It's running into opposition both at home and abroad.

President Barack Obama walking alone may tell the entire story of this G-20 conference.

Yes, he shook hands with Russian President Vladimir Putin, who has opposed him on Syria at every turn, but that's about it.

Obama is looking for international support for a military strike after accusing Syria of a chemical weapons attack on its own people.

Britain now also says new evidence shows that poison gas was used in Syria.

Back in Washington, there were more classified briefings for members of Congress.

But, at the moment at least, the support just doesn't appear to be there to sanction the president's attack plan.

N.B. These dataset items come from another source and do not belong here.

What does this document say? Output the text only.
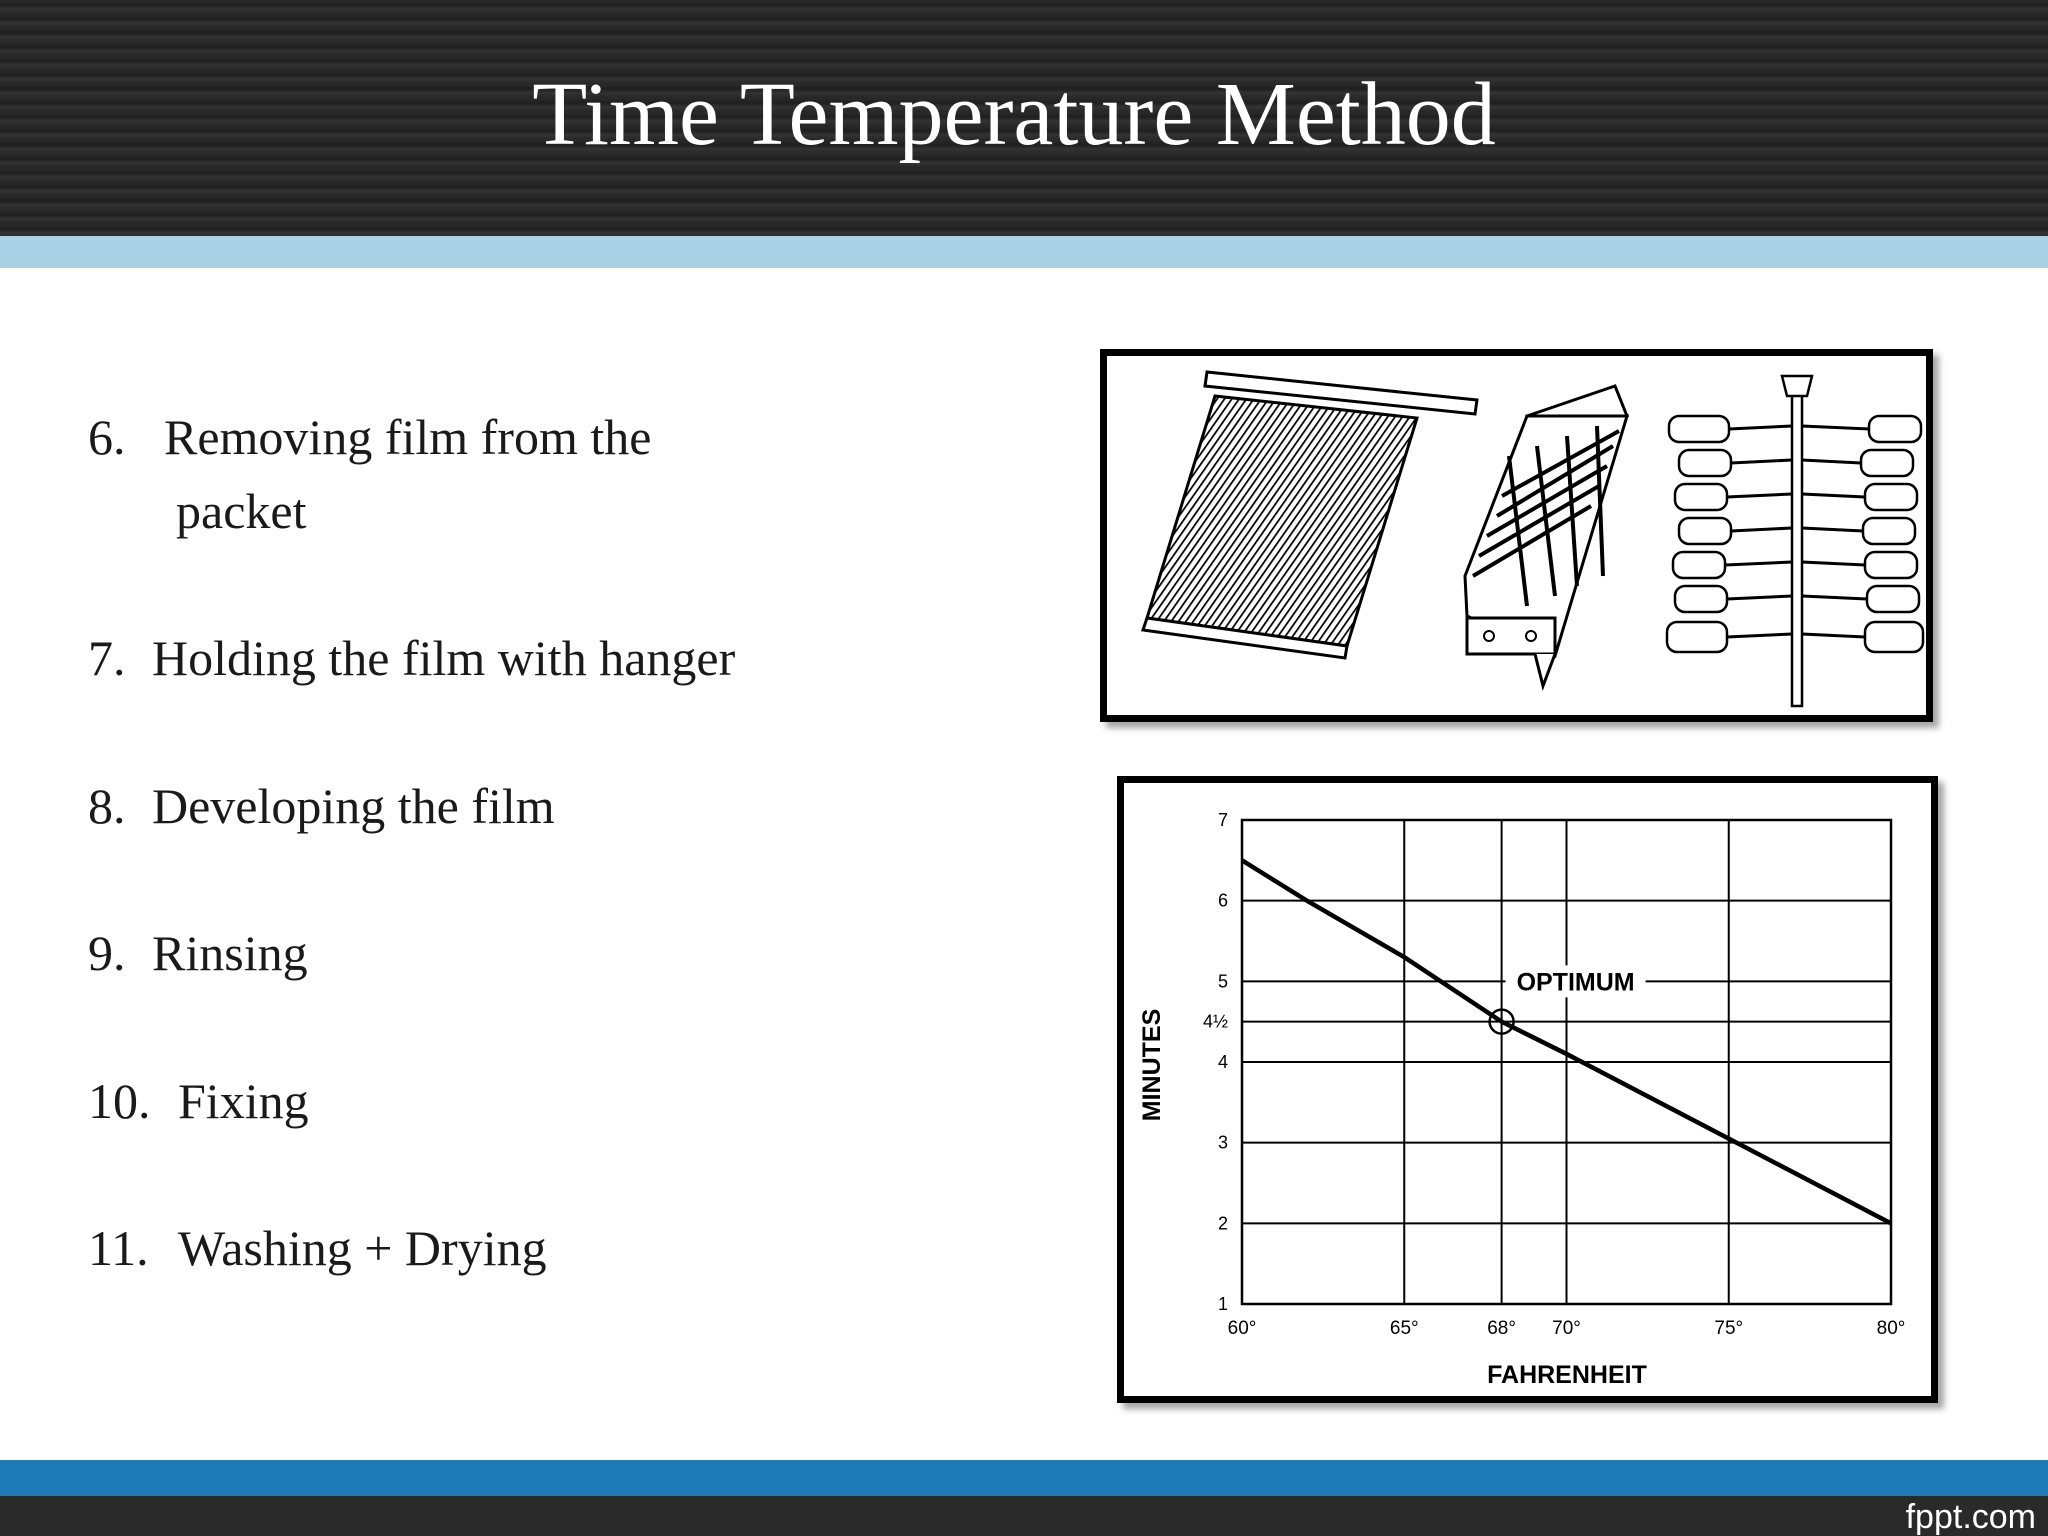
Time Temperature Method
6. Removing film from the
packet
7. Holding the film with hanger
8. Developing the film
9. Rinsing
10. Fixing
11. Washing + Drying
60°	65°	68° 70°	75°	80°
1
2
3
4
4½
5
6
7
OPTIMUM
FAHRENHEIT
MINUTES
fppt.com
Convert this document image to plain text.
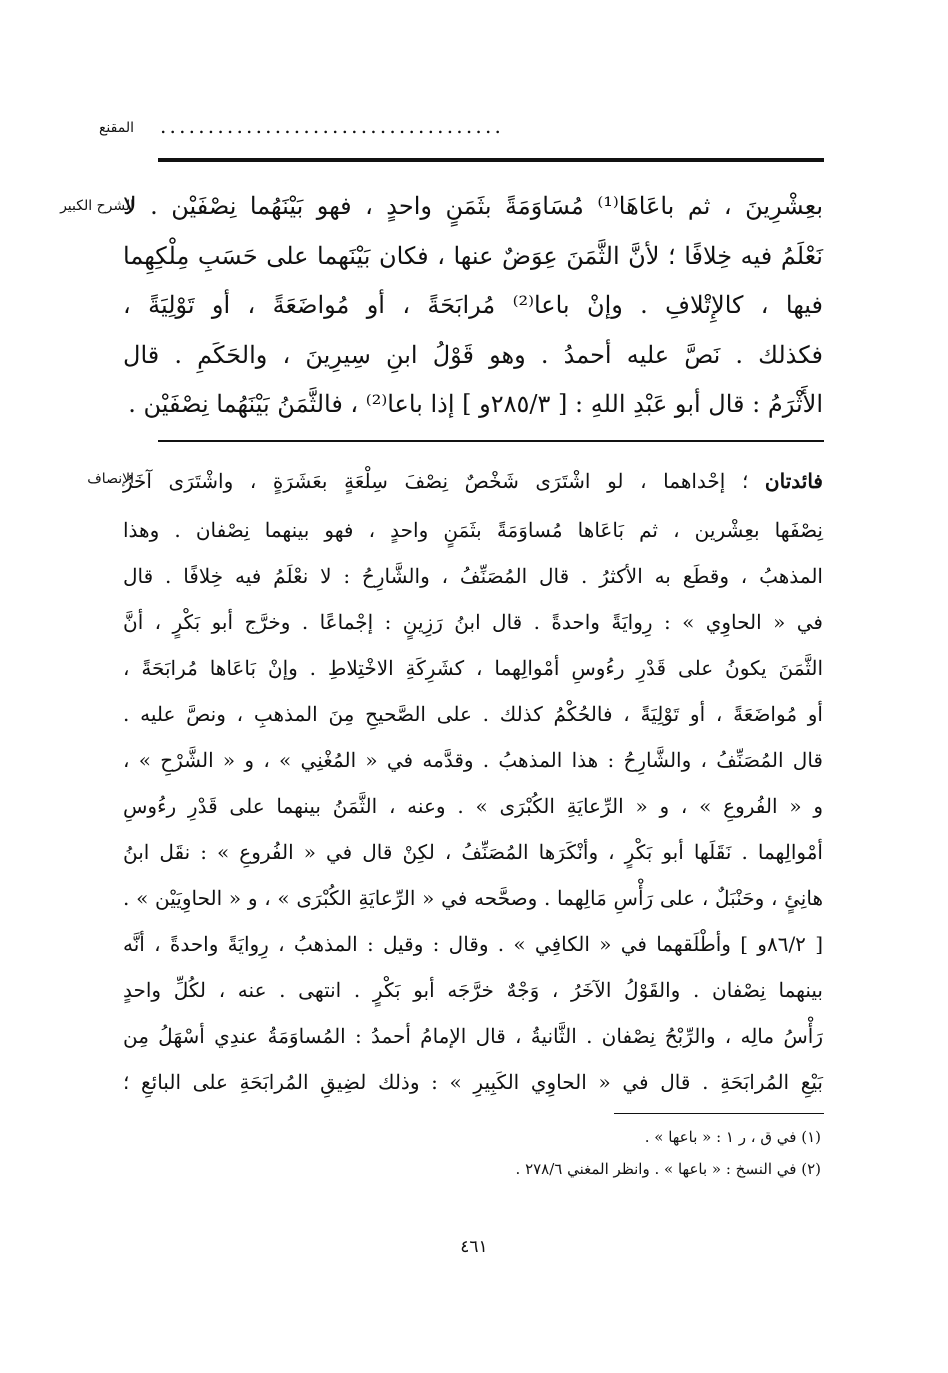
المقنع ....................................
الشرح الكبير
بعِشْرِينَ ، ثم باعَاهَا⁽¹⁾ مُسَاوَمَةً بثَمَنٍ واحدٍ ، فهو بَيْنَهُما نِصْفَيْن . لا
نَعْلَمُ فيه خِلافًا ؛ لأنَّ الثَّمَنَ عِوَضٌ عنها ، فكان بَيْنَهما على حَسَبِ مِلْكِهِما
فيها ، كالإِتْلافِ . وإنْ باعا⁽²⁾ مُرابَحَةً ، أو مُواضَعَةً ، أو تَوْلِيَةً ،
فكذلك . نَصَّ عليه أحمدُ . وهو قَوْلُ ابنِ سِيرِينَ ، والحَكَمِ . قال
الأَثْرَمُ : قال أبو عَبْدِ اللهِ : [ ٢٨٥/٣و ] إذا باعا⁽²⁾ ، فالثَّمَنُ بَيْنَهُما نِصْفَيْن .
الإنصاف	فائدتان ؛ إحْداهما ، لو اشْتَرَى شَخْصٌ نِصْفَ سِلْعَةٍ بعَشَرَةٍ ، واشْتَرَى آخَرُ
نِصْفَها بعِشْرين ، ثم بَاعَاها مُساوَمَةً بثَمَنٍ واحدٍ ، فهو بينهما نِصْفان . وهذا
المذهبُ ، وقطَع به الأكثرُ . قال المُصَنِّفُ ، والشَّارِحُ : لا نعْلَمُ فيه خِلافًا . قال
في « الحاوِي » : رِوايَةً واحدةً . قال ابنُ رَزِينٍ : إجْماعًا . وخرَّج أبو بَكْرٍ ، أنَّ
الثَّمَنَ يكونُ على قَدْرِ رءُوسِ أمْوالِهما ، كشَرِكَةِ الاخْتِلاطِ . وإنْ بَاعَاها مُرابَحَةً ،
أو مُواضَعَةً ، أو تَوْلِيَةً ، فالحُكْمُ كذلك . على الصَّحيحِ مِنَ المذهبِ ، ونصَّ عليه .
قال المُصَنِّفُ ، والشَّارِحُ : هذا المذهبُ . وقدَّمه في « المُغْنِي » ، و « الشَّرْحِ » ،
و « الفُروعِ » ، و « الرِّعايَةِ الكُبْرَى » . وعنه ، الثَّمَنُ بينهما على قَدْرِ رءُوسِ
أمْوالِهما . نَقَلَها أبو بَكْرٍ ، وأنْكَرَها المُصَنِّفُ ، لكِنْ قال في « الفُروعِ » : نقَل ابنُ
هانِئٍ ، وحَنْبَلٌ ، على رَأْسِ مَالِهما . وصحَّحه في « الرِّعايَةِ الكُبْرَى » ، و « الحاوِيَيْن » .
[ ٨٦/٢و ] وأطْلَقهما في « الكافِي » . وقال : وقيل : المذهبُ ، رِوايَةً واحدةً ، أنَّه
بينهما نِصْفان . والقَوْلُ الآخَرُ ، وَجْهٌ خرَّجَه أبو بَكْرٍ . انتهى . عنه ، لكُلِّ واحدٍ
رَأْسُ مالِه ، والرِّبْحُ نِصْفان . الثَّانيةُ ، قال الإمامُ أحمدُ : المُساوَمَةُ عندِي أسْهَلُ مِن
بَيْعِ المُرابَحَةِ . قال في « الحاوِي الكَبِيرِ » : وذلك لضِيقِ المُرابَحَةِ على البائعِ ؛
(١) في ق ، ر ١ : « باعها » .
(٢) في النسخ : « باعها » . وانظر المغني ٢٧٨/٦ .
٤٦١
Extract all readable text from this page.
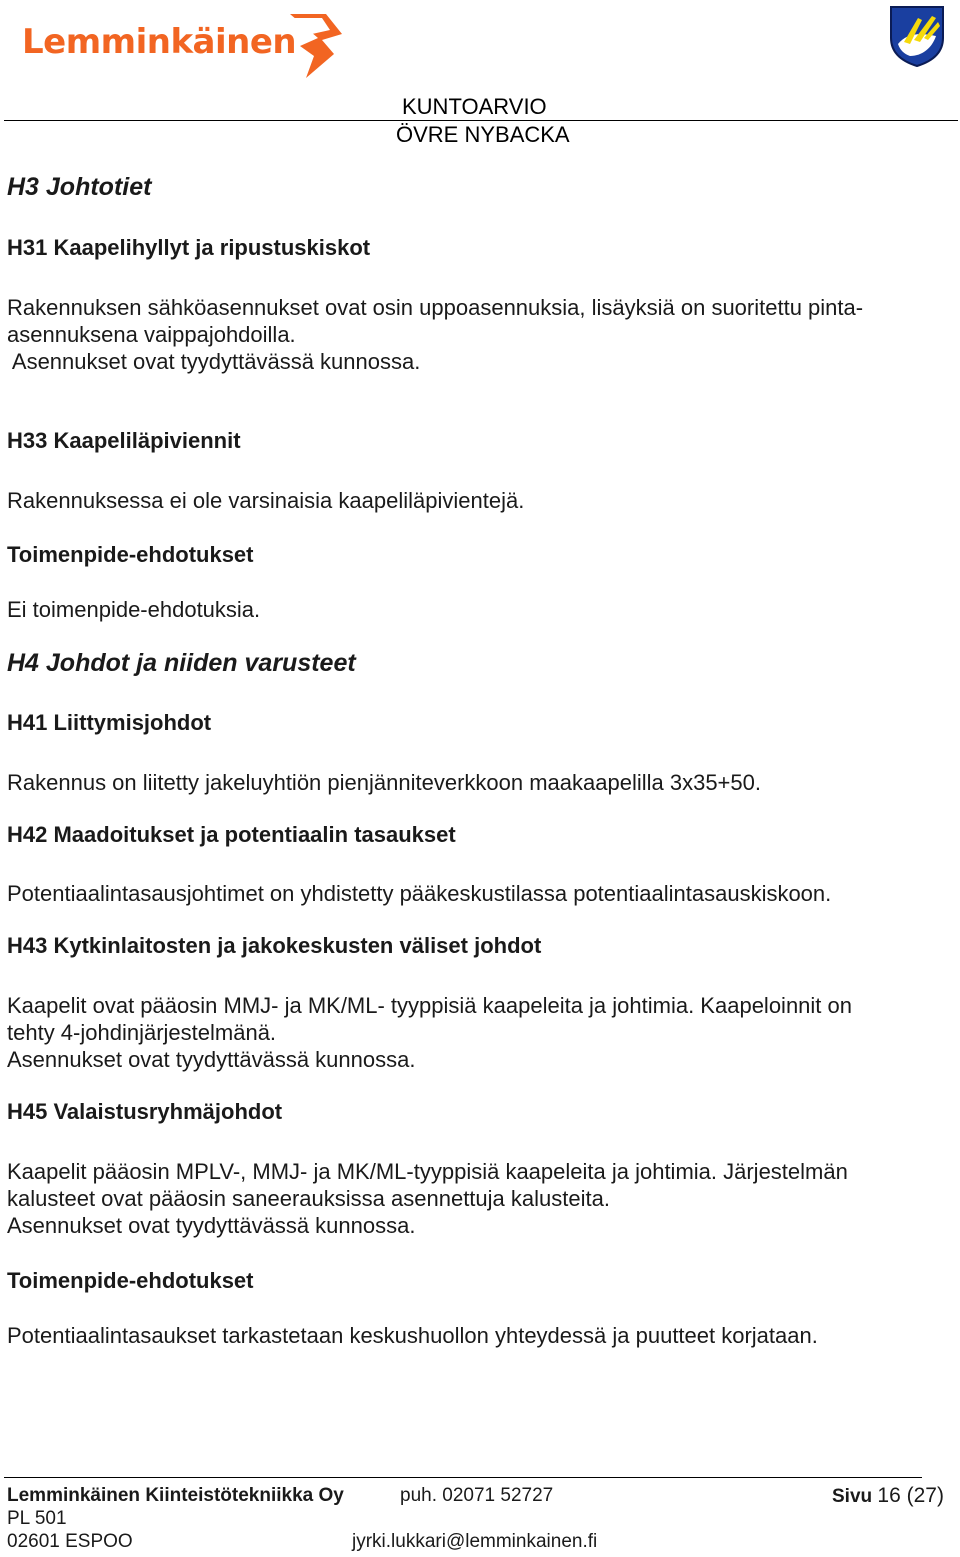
Lemminkäinen
KUNTOARVIO
ÖVRE NYBACKA
H3 Johtotiet
H31 Kaapelihyllyt ja ripustuskiskot
Rakennuksen sähköasennukset ovat osin uppoasennuksia, lisäyksiä on suoritettu pinta-
asennuksena vaippajohdoilla.
Asennukset ovat tyydyttävässä kunnossa.
H33 Kaapeliläpiviennit
Rakennuksessa ei ole varsinaisia kaapeliläpivientejä.
Toimenpide-ehdotukset
Ei toimenpide-ehdotuksia.
H4 Johdot ja niiden varusteet
H41 Liittymisjohdot
Rakennus on liitetty jakeluyhtiön pienjänniteverkkoon maakaapelilla 3x35+50.
H42 Maadoitukset ja potentiaalin tasaukset
Potentiaalintasausjohtimet on yhdistetty pääkeskustilassa potentiaalintasauskiskoon.
H43 Kytkinlaitosten ja jakokeskusten väliset johdot
Kaapelit ovat pääosin MMJ- ja MK/ML- tyyppisiä kaapeleita ja johtimia. Kaapeloinnit on
tehty 4-johdinjärjestelmänä.
Asennukset ovat tyydyttävässä kunnossa.
H45 Valaistusryhmäjohdot
Kaapelit pääosin MPLV-, MMJ- ja MK/ML-tyyppisiä kaapeleita ja johtimia. Järjestelmän
kalusteet ovat pääosin saneerauksissa asennettuja kalusteita.
Asennukset ovat tyydyttävässä kunnossa.
Toimenpide-ehdotukset
Potentiaalintasaukset tarkastetaan keskushuollon yhteydessä ja puutteet korjataan.
Lemminkäinen Kiinteistötekniikka Oy	puh. 02071 52727	Sivu 16 (27)
PL 501
02601 ESPOO	jyrki.lukkari@lemminkainen.fi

"I'm a lawmaker now, I'm in the political arena. But I am still and I will always be in my heart a United States Marine," Rep. Michael Grimm, (R-N.Y.). "And there is nothing I want more than to support my commander in chief when he draws a red line. I think that's just in me. But since he drew that line, since Secretary (of State John) Kerry came out, he has done nothing but mess this up, and he has lost my confidence."

And many members of Congress who do support the president, like Republican Sen. John McCain, are running into a buzz saw of opposition from constituents.

"I'm not saying we'll never go to war with Syria, but it needs to be at the right time, the right place. We don't feel this is it right now. We really do not," one constituent told McCain at a townhall meeting.

In the meantime, the White House launched a new website to try to make the case for Syria. But it was quickly overshadowed by other images online, including this one from the New York Times that appeared to show Syrian rebels executing Syrian soldiers, raising questions about whom the U.S. is really backing there.

And caught in the middle is the U.S. military, which is poised for war but awaiting orders.

One Pentagon source tells Fox News that military strategists have had to revise their plans 50 times since the president first considered action, Fox's Doug Luzader reported live from Washington on Friday morning.

The head of the Senate Intelligence Committee says visual evidence could help convince skeptical lawmakers to approve a U.S. strike.